BK: Yes, it is part of the process to #ShiftThePower. I wrote a paper called Systems to #ShiftThePower for the GFCF’s Pathways to Power Symposium, which was held in London in 2019. As noted in the paper, one of the five things we need to change is the measurement system, because there is this thing called “the hierarchy of evidence.” It puts statistical analysis on the top of the hierarchy, so what we want to say is that the hierarchy of evidence, which is a very masculine dominated way of thinking, needs to change. We need an inclusive, developmental approach to learning rather than standing back and judging through evaluation systems. So it is a very radical system change, but it is part and parcel of the #ShiftThePower process, which is actually putting human face into development rather than bureaucracy. One group we need to convince are the academics, because they have not stepped up to the plate generally in the field and helped practitioners to do this kind of stuff.
TJ: Is the issue of measurement urgent for community philanthropy and wider civil society?
BK: Yes, I think it is in the sense that people have been saying this kind of thing about unsympathetic measurement systems by funders for years. We are facing a new world; we have got the pandemic, which has completely changed the way we think, we have got the economic collapse of the old model, and the neoliberal model that has driven the world for the past 40 years is failing. We have #BlackLivesMatter, which is changing the power balance in the world. We have got the ecological crisis, the climate crisis all coming together at once and unless we start measuring things that matter rather than things that do not matter, we will not have any solutions to all these challenges.
TJ: What would be your key recommendation to funders?
BK: The indicators that you are working on in Zambia are not the indicators people are working on in Turkey or in the United States – they are very different societies and you know best what your society wants. However, there are some commonalities, there are some things which we can agree on and one of the things that works quite well is the framing around power and building local assets, building local capabilities, trust-building, building the relationships between people so that we have an agreement, an informal kind of social-emotional contract together. One of the most devastating things about America at the moment is the complete lack of trust, and trust is the most important thing in a society, if you lose trust you lose everything. Confucius knew that 5,000 years ago and in his writings he said, “The most important valuable commodity that we have in governance is trust.”

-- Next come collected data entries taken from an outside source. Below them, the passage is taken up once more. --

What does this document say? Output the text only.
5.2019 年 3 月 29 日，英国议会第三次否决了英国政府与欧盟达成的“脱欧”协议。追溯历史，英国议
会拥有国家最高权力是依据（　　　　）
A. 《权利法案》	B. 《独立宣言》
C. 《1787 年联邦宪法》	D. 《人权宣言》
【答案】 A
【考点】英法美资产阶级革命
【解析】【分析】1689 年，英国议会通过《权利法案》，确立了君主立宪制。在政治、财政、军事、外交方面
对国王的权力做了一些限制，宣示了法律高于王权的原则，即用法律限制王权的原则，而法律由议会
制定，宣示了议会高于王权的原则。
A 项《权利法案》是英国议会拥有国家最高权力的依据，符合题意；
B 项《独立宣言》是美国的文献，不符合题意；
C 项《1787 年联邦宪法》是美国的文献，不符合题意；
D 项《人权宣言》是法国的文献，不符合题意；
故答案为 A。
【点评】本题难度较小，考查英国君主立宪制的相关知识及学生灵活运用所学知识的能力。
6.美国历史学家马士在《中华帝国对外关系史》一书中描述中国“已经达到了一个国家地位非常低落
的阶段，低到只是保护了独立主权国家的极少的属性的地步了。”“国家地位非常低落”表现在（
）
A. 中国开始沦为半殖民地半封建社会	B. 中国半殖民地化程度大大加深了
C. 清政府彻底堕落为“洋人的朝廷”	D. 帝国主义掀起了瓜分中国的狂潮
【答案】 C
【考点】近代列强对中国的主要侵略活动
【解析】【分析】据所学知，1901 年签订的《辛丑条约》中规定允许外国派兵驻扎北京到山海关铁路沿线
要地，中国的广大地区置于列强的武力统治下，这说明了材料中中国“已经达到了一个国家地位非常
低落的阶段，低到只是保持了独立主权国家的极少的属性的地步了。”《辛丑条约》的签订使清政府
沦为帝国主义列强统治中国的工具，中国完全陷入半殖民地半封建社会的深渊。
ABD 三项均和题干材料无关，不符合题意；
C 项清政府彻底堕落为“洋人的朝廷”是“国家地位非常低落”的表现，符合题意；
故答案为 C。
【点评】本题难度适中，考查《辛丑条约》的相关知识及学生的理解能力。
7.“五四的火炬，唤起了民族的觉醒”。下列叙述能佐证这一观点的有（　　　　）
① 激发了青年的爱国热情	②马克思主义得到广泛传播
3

I think there are some universals but we should not have one size fits all kind of measure. What we are going to do with funders is that we are going to organize a workshop in December and we have got some people who are really up for this new approach. There is a lot of stuff in the report about how donors need to be helped because they do not actually work day-to-day in communities, so they are always looking at things through a lens. I think we are going to get into a process of negotiation with funders rather than just making recommendations to them. So opening a dialogue and the original meaning of the word dialogue is co-creation. Just like the way that this report was produced – through a process of co-creation involving more than 130 people from all over the world.